Long-standing bastion of the Maratha empire and home to the legendary Raja Shivaji, the Pune district is marked by magnificent land and forts, testimony to its glorious past.
After Shivaji, the early 18th century saw the emergence of the Peshwas, a Maratha family that grew from being ministers at the court into a major political power over the next few decades. However, after the battle of Panipat in 1761, the Maratha empire began to decline and in 1818, Pune was taken over by the British East India Company.
Today, Pune is the centre of traditional Marathi culture, in which education, arts and crafts, and theatre are given pride of place. It has one of India’s oldest universities and its numerous colleges attract both Indian and international students, which is probably why it is called the Oxford of the East.
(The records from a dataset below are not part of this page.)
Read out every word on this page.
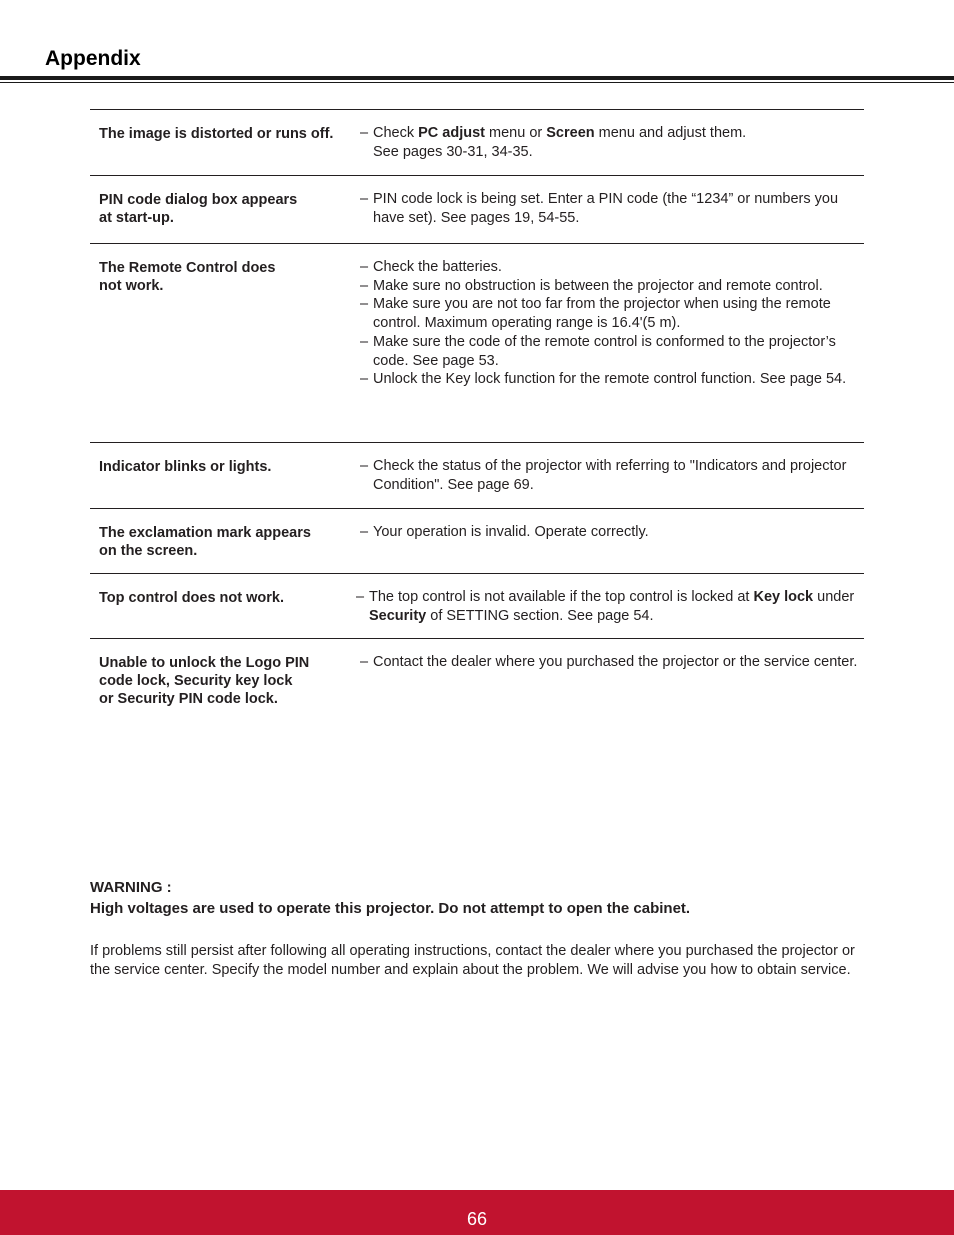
Appendix
The image is distorted or runs off.	– Check PC adjust menu or Screen menu and adjust them.
See pages 30-31, 34-35.
PIN code dialog box appears
at start-up.
– PIN code lock is being set. Enter a PIN code (the “1234” or numbers you have set). See pages 19, 54-55.
The Remote Control does
not work.
– Check the batteries.
– Make sure no obstruction is between the projector and remote control.
– Make sure you are not too far from the projector when using the remote control. Maximum operating range is 16.4'(5 m).
– Make sure the code of the remote control is conformed to the projector’s code. See page 53.
– Unlock the Key lock function for the remote control function. See page 54.
Indicator blinks or lights.	– Check the status of the projector with referring to "Indicators and projector Condition". See page 69.
The exclamation mark appears
on the screen.
– Your operation is invalid. Operate correctly.
Top control does not work.	– The top control is not available if the top control is locked at Key lock under Security of SETTING section. See page 54.
Unable to unlock the Logo PIN
code lock, Security key lock
or Security PIN code lock.
– Contact the dealer where you purchased the projector or the service center.
WARNING :
High voltages are used to operate this projector. Do not attempt to open the cabinet.
If problems still persist after following all operating instructions, contact the dealer where you purchased the projector or the service center. Specify the model number and explain about the problem. We will advise you how to obtain service.
66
Pune is slowly becoming a cosmopolitan city and is now an important commercial centre. The narrow winding roads of the old Pune offer an interesting contrast to the open, spacious new city. However, Pune retains the old-world charm and its many quaint characteristics, including the omnipresent cyclists, rickshaws and a daily siesta hour that is taken very seriously indeed.
Surrounded by verdant hills and beautiful lakes, Pune has a temperate climate and is among the greenest urban areas in the country.